# Help me improve my mainline design



## Shortliner (Aug 22, 2013)

So this is what I have for my mainline of my layout. It's very basic and where the tracks are at is the boundaries that I've set up for this room. The room is 13.375x12.1. 

What I am _trying_ to model is a shortline operation in the Appalachia mountains during the 1940s. My other goal is to have prototypical operations and have it to where me plus one or two other person can run operating session on the layout. 

The railroad itself is freelance, which is why I came up with the name Appalachia Valley Railroad. I'd want one of the major industries to be a coal mine, have a few other smaller industries and maybe 3 passenger stations for the train to visit.

So, can anyone help me improve upon my basic design?


----------



## wvgca (Jan 21, 2013)

your room size is similar to what I had available ....not sure what scale your's is .. mine is ho ...
here's my track plan .. mining / logging, era 1890, mostly geared steam ..basic layout is two dogbones, inside one is folded on both ends, plus spurs and runaround tracks


----------



## Shortliner (Aug 22, 2013)

Yes, the scale is HO.


----------



## Brakeman Jake (Mar 8, 2009)

Your plan shows 18 in. rad. curves...very tight in HO,wich would highly limit what you could operate to four axle diesels and smaller steamers.


----------



## Shortliner (Aug 22, 2013)

Brakeman Jake said:


> Your plan shows 18 in. rad. curves...very tight in HO,wich would highly limit what you could operate to four axle diesels and smaller steamers.

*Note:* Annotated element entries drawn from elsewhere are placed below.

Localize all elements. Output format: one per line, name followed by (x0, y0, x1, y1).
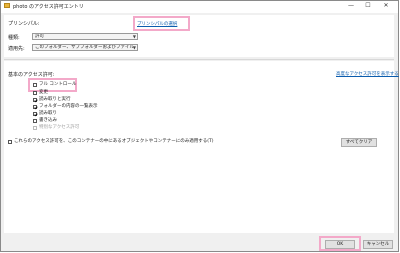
applies-to-select[interactable]: このフォルダー、サブフォルダーおよびファイル ▼ (32, 44, 138, 51)
apply-only-container-label: これらのアクセス許可を、このコンテナーの中にあるオブジェクトやコンテナーにのみ適… (14, 139, 214, 144)
permission-label: 変更 (39, 90, 48, 95)
close-button[interactable]: ✕ (380, 1, 392, 11)
checkbox-checked[interactable] (33, 112, 37, 116)
checkbox[interactable] (33, 91, 37, 95)
checkbox-checked[interactable] (33, 98, 37, 102)
chevron-down-icon: ▼ (132, 45, 136, 50)
permission-label: 読み取りと実行 (39, 97, 71, 102)
window-title: photo のアクセス許可エントリ (13, 4, 84, 10)
checkbox[interactable] (8, 140, 12, 144)
applies-to-select-value: このフォルダー、サブフォルダーおよびファイル (35, 45, 134, 50)
permission-label: 読み取り (39, 111, 57, 116)
select-principal-link[interactable]: プリンシパルの選択 (137, 21, 177, 27)
basic-permissions-label: 基本のアクセス許可: (8, 72, 55, 78)
section-divider (4, 59, 394, 60)
checkbox[interactable] (33, 119, 37, 123)
permission-label: 特別なアクセス許可 (39, 125, 80, 130)
applies-to-label: 適用先: (8, 46, 25, 52)
checkbox-checked[interactable] (33, 105, 37, 109)
clear-all-button[interactable]: すべてクリア (341, 138, 377, 147)
type-select-value: 許可 (35, 34, 44, 39)
type-label: 種類: (8, 35, 20, 41)
type-select[interactable]: 許可 ▼ (32, 33, 138, 40)
checkbox-disabled (33, 126, 37, 130)
permission-label: フル コントロール (39, 82, 77, 87)
folder-icon (4, 3, 10, 8)
permission-label: フォルダーの内容の一覧表示 (39, 104, 98, 109)
checkbox[interactable] (33, 83, 37, 87)
permission-label: 書き込み (39, 118, 57, 123)
principal-label: プリンシパル: (8, 21, 40, 27)
ok-button[interactable]: OK (325, 240, 355, 249)
show-advanced-permissions-link[interactable]: 高度なアクセス許可を表示する (336, 71, 399, 77)
maximize-button[interactable]: ☐ (362, 1, 374, 11)
apply-only-container-option[interactable]: これらのアクセス許可を、このコンテナーの中にあるオブジェクトやコンテナーにのみ適… (8, 139, 214, 146)
cancel-button[interactable]: キャンセル (363, 240, 393, 249)
minimize-button[interactable]: — (345, 1, 357, 11)
chevron-down-icon: ▼ (132, 34, 136, 39)
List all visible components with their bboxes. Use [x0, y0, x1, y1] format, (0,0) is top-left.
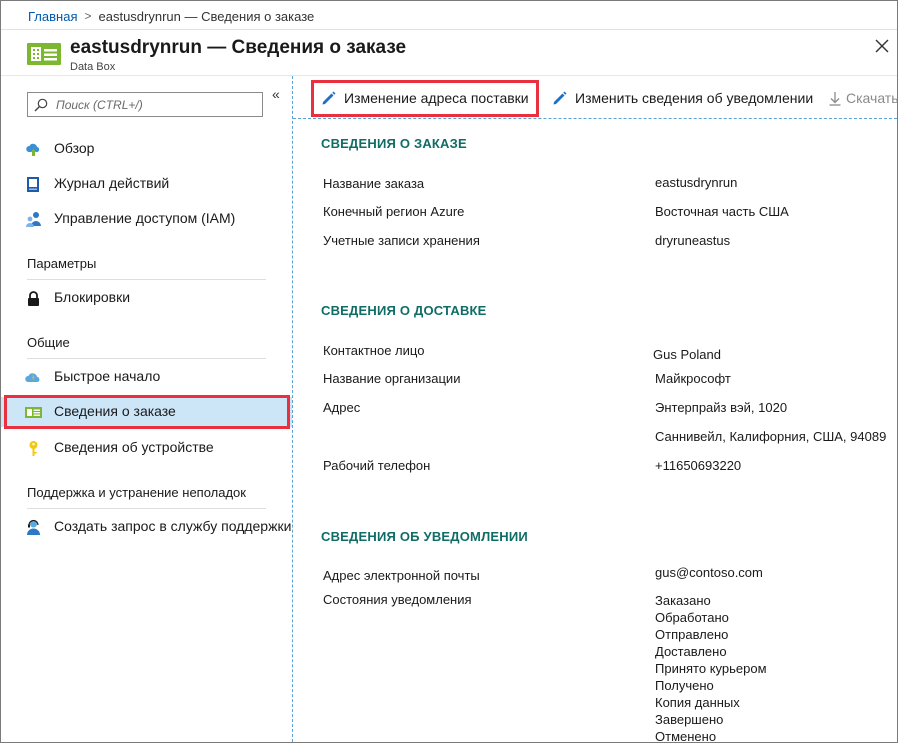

Well I do plan on operating steamers. I don't think any shortline in the 1940s had diesel. The steam locomotives I'd like to operate is the 2-8-2 Light Mikado and the 2-6-0 mogul for switching and short freight run operations.


----------



## DonR (Oct 18, 2012)

Since steamers are what you'll want to run go back to the drawing board and
widen your curves. Notice how WVGA has designed his curves. Basically
following the walls does provide a start for a layout, but, again, as in WVGA's
layout you'll want lots of spurs and yard tracks for your coal industry, perhaps
logging, paper mills, lumber mills In those steam days there were small industries that used railroads for their shipping and receiving of materials and finished goods.

Another important design factor for a single track layout is the
inclusion of several 'passing sidings'. If you are running DCC you can run
trains clockwise and counterclockwise at the same time and passing sidings
make this work, just as it does for real railroads. I use my passing sidings
as the location of passenger depots thus providing a reason to stop the
passenger train. 

Don


----------



## CTValleyRR (Jul 26, 2014)

Don may be jumping the gun a little... I have an IHC Command XXV Mikado that does fine on 18" curves (although it's not a fan of the 2.5% grade). Definitely, broader curves are a better idea if you can fit them in (and you should be able to) but it's not necessarily a show-stopper. I'm also no expert, but I would say you might want to look at some smaller locos -- Moguls & Prairies, as well as Shays, which would be more likely to operate on a short line in mountainous terrain.

Conceptually, short lines generally pick stuff up and deliver it, and one end of their route is frequently an interchange with a larger road. You might design a so called point to point layout leading to an interchange with the Pennsy, B&O, or C&O; even Western Maryland. With a short Y track or small turntable, you could turn your locos at either end. Then you wouldn't need to worry about a loop of track.

The most important thing to remember is the ONLY rule of model railroading: Your Layout; Your Rules. You do what you want, so long as you're happy with it.


----------